Almost no detail was left to chance.In a quest for egalitarianism, Costa designed a series of self-contained residential blocks, each with its own shops and public facilities. He even stipulated uniform designs for the bus drivers and colours for the taxis.
Today, Brasilia is far larger than was originally anticipated, with satellite towns now surrounding the original core. And debate rages over whether Brasilia was a stroke of urban-planning genius or a wildly misconceivedboondoggle. As a canvas for Modernist architecture, it surely succeeds. But as a place to live – nothing is walkable, the monuments are overwhelming – it almost assuredly does not.

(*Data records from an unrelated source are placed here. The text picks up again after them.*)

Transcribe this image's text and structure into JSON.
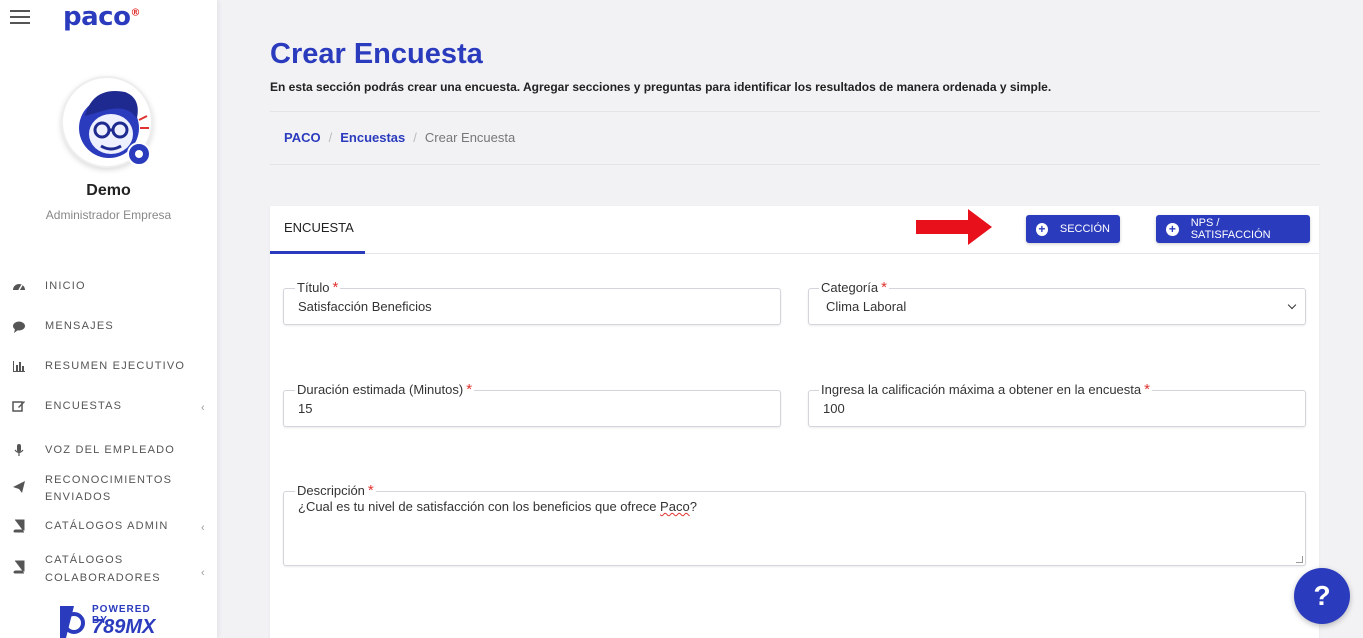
{
  "sidebar": {
    "logo": "paco",
    "logo_mark": "®",
    "user_name": "Demo",
    "user_role": "Administrador Empresa",
    "items": [
      {
        "label": "INICIO",
        "icon": "dashboard-icon"
      },
      {
        "label": "MENSAJES",
        "icon": "chat-icon"
      },
      {
        "label": "RESUMEN EJECUTIVO",
        "icon": "bar-chart-icon"
      },
      {
        "label": "ENCUESTAS",
        "icon": "edit-icon",
        "expandable": true
      },
      {
        "label": "VOZ DEL EMPLEADO",
        "icon": "microphone-icon"
      },
      {
        "label": "RECONOCIMIENTOS",
        "label2": "ENVIADOS",
        "icon": "paper-plane-icon"
      },
      {
        "label": "CATÁLOGOS ADMIN",
        "icon": "book-icon",
        "expandable": true
      },
      {
        "label": "CATÁLOGOS",
        "label2": "COLABORADORES",
        "icon": "book-icon",
        "expandable": true
      }
    ],
    "powered_top": "POWERED BY",
    "powered_brand": "789MX"
  },
  "page": {
    "title": "Crear Encuesta",
    "description": "En esta sección podrás crear una encuesta. Agregar secciones y preguntas para identificar los resultados de manera ordenada y simple."
  },
  "breadcrumb": {
    "root": "PACO",
    "section": "Encuestas",
    "current": "Crear Encuesta",
    "separator": "/"
  },
  "card": {
    "tab": "ENCUESTA",
    "section_button": "SECCIÓN",
    "nps_button": "NPS / SATISFACCIÓN"
  },
  "form": {
    "title_label": "Título",
    "title_value": "Satisfacción Beneficios",
    "category_label": "Categoría",
    "category_value": "Clima Laboral",
    "duration_label": "Duración estimada (Minutos)",
    "duration_value": "15",
    "max_score_label": "Ingresa la calificación máxima a obtener en la encuesta",
    "max_score_value": "100",
    "description_label": "Descripción",
    "description_value_pre": "¿Cual es tu nivel de satisfacción con los beneficios que ofrece ",
    "description_value_word": "Paco",
    "description_value_post": "?",
    "required_mark": "*"
  },
  "help": {
    "label": "?"
  },
  "colors": {
    "primary": "#2b3bbd",
    "accent_red": "#e0332f"
  }
}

The overcrowded and chronically congested Kuala Lumpur remains the official capital of Malaysia, but in 1997 the government decided to shift the seat of power to a purpose-built city about 15 miles away. The pet project of the long-serving former prime minister Mahathir Mohamad hit hurdles almost immediately as the Asian Financial Crisis struck. Not to be deterred, they scaled back the plans a little and Putrajaya was officially open for business in 1999, emerging from the rows of palm oil tree plantations that dominate the vista in this part of Malaysia. In Putrajaya, seven bridges in eclectic styles span a purpose-built lake, where the occasional curious tourist chugs past the grandiose ministries. Adjoining the seat of government is Cyberjaya, a city with aspirations to be the Silicon Valley of South-east Asia.
The two cities are lagging. The dot-com bubble burst almost as soon as Cyberjaya opened for business. There are vacant lots in Putrajaya where embassies were meant to stand, because most foreign missions are keen to stay in Kuala Lumpur. Construction problems plagued many of the government buildings, while the Islamic-style architecture dominating the city irked many in a country with significant non-Muslim Chinese and Tamil populations.
Many civil servants commute from Kuala Lumpur, but more are moving as the years pass, lured by new shopping centres and cinemas springing up.